Help us, O Lord, to be good, obedient, and kind.

Good, obedient, and kind. Taken separately, they don’t have near the power as they do together.

Good    Help me spend my days wisely, offering my talents, knowledge, and energy only to those things that increase the love in this world. Everything I am can devastate or foster. Help me choose the latter.

Obedient      I am too limited to see very far down the path of love and peace. I am tempted to serve lesser powers: greed, vanity, and fear.  Help me choose to serve you, when your reasons seem clear and when they do not.

Kind      All the good intentions will lead me astray if I am willing to harm others in their name. Help me choose kindness over judgement, for you have been so kind to me.

On this day, help me to remember that without kindness I can mistake personal piety for goodness and unwillingness to accept the consequences of my actions for obedience. God help me.

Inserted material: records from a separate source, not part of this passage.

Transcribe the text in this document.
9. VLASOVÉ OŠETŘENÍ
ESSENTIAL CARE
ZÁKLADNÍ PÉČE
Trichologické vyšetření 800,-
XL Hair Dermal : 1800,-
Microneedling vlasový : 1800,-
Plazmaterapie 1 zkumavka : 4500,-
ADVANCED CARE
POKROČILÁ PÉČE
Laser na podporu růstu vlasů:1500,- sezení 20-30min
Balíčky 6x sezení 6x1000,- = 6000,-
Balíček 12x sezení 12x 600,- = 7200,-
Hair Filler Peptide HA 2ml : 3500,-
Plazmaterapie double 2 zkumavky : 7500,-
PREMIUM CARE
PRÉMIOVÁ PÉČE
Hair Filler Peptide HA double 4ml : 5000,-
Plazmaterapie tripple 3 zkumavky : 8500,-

[For the full prayer, click prayer at night above]

The End…and the Beginning

Sleep well, see you in the morning.

The day is nearly done. Things left undone will have to wait – there isn’t time to turn them into things done. This is the time to say good-bye to this day, with all that it has been and all that it has not. There can never be another one exactly like it because the world continues to turn and I continue to move from birth to death.

Sleep well

I let go of the day, giving thanks for the gift it was. I give everyone I love back to God, in the hope and faith that they will be returned to me in the morning. If they are not, then in the hope and faith that their return to God is joyous. Then I close my eyes and give myself back, too.

see you in the morning…

Whatever has happened in the past, a new day rises. Its pattern may seem ordinary and predictable, but this is something altogether new. It may not be easy or painless, but the morning brings its own miracles. I can see it in the sky’s light, and I can see it in you.

For this, O Lord, I give you thanks. Amen.